LASSO Regression

Background

LASSO stands for “Least Absolute Shrinkage and Selection Operator”. The term is often used synonymous with 1-norm regularization. In its most basic form it refers to 1-norm regularized linear regression. For the basics on linear regression we refer to the Linear Regression tutorial.

In contrast to plain linear regression or ridge regression LASSO solves a 1-norm regularized problem. For training data

\[S=\{(x_1, y_1), \dots, (x_l, y_l)\} ,\]

with vector valued inputs x and real valued labels y the following optimization problem is solved:

\[\min_w \,\, \lambda \|w\|_1 + \sum_i \|y_i - \langle w, x_i \rangle\|_2^2\]

The decisive property of LASSO regression is that the one-norm term enforces sparseness of the solution. In particular for rather large values of \(\lambda\) the solution w has only few non-zero components. This allows regression to be meaningful even if the feature dimension greatly exceeds the number of data points, since the method reduces the linear predictor to few variables. Therefore the method is often used for the identification of (hopefully) causal relationships: it is hoped that the label is mainly caused by the values of rather few features. These are often termed explanatory variables.
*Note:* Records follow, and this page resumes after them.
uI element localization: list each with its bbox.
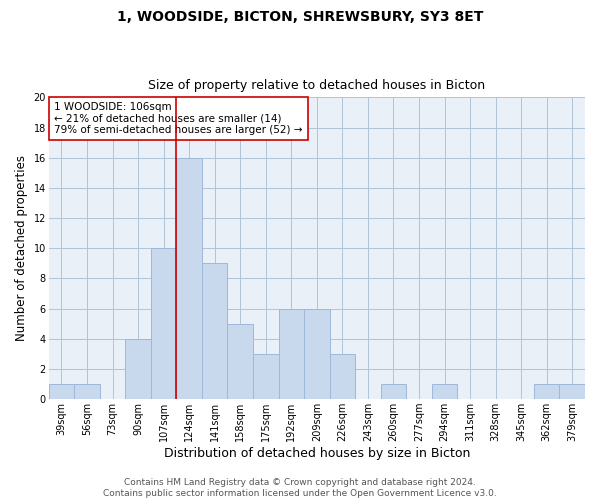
Bar xyxy=(304,308,329,399)
Text: 1 WOODSIDE: 106sqm
← 21% of detached houses are smaller (14)
79% of semi-detache: 1 WOODSIDE: 106sqm ← 21% of detached hou… xyxy=(54,102,302,135)
Bar xyxy=(559,384,585,399)
Bar xyxy=(432,384,457,399)
Bar xyxy=(227,324,253,399)
Bar xyxy=(380,384,406,399)
Y-axis label: Number of detached properties: Number of detached properties xyxy=(15,155,28,341)
Bar xyxy=(278,308,304,399)
Bar xyxy=(49,384,74,399)
Text: 1, WOODSIDE, BICTON, SHREWSBURY, SY3 8ET: 1, WOODSIDE, BICTON, SHREWSBURY, SY3 8ET xyxy=(117,10,483,24)
Title: Size of property relative to detached houses in Bicton: Size of property relative to detached ho… xyxy=(148,79,485,92)
Bar xyxy=(202,264,227,399)
Bar xyxy=(151,248,176,399)
Bar xyxy=(329,354,355,399)
X-axis label: Distribution of detached houses by size in Bicton: Distribution of detached houses by size … xyxy=(164,447,470,460)
Bar xyxy=(176,158,202,399)
Bar xyxy=(534,384,559,399)
Bar xyxy=(74,384,100,399)
Bar xyxy=(125,339,151,399)
Bar xyxy=(253,354,278,399)
Text: Contains HM Land Registry data © Crown copyright and database right 2024.
Contai: Contains HM Land Registry data © Crown c… xyxy=(103,478,497,498)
LASSO problems can be solved quickly with coordinate descent algorithms, see [FHHT2007]. Shark implements the optimized algorithm from [GU2013].

LASSO in Shark

The method in implemented by the LassoRegression trainer. It operates on a standard LinearModel:

#include <shark/Algorithms/Trainers/LassoRegression.h>

        double lambda = 1.0;

        LinearModel<> model;
        LassoRegression<> trainer(lambda);

        trainer.train(model, data);

Of course, data is assumed to be training data of appropriate type, i.e., RealVector inputs and one-dimensional regression labels. After training the weight vector of the linear model can be examined for non-zero coefficients and therefore for explanatory variables. Shark comes with a fully operational example program:

LassoRegression.cpp

References

[FHHT2007]J. Friedman, T. Hastie, H. Höfling, and R. Tibshirani. Pathwise Coordinate Optimization. The Annals of Applied Statistics, 1(2):302-332, 2007.
[GU2013]T. Glasmachers and Ü. Dogan. Accelerated Coordinate Descent with Adaptive Coordinate Frequencies. In Proceedings of the fifth Asian Conference on Machine Learning (ACML), 2013.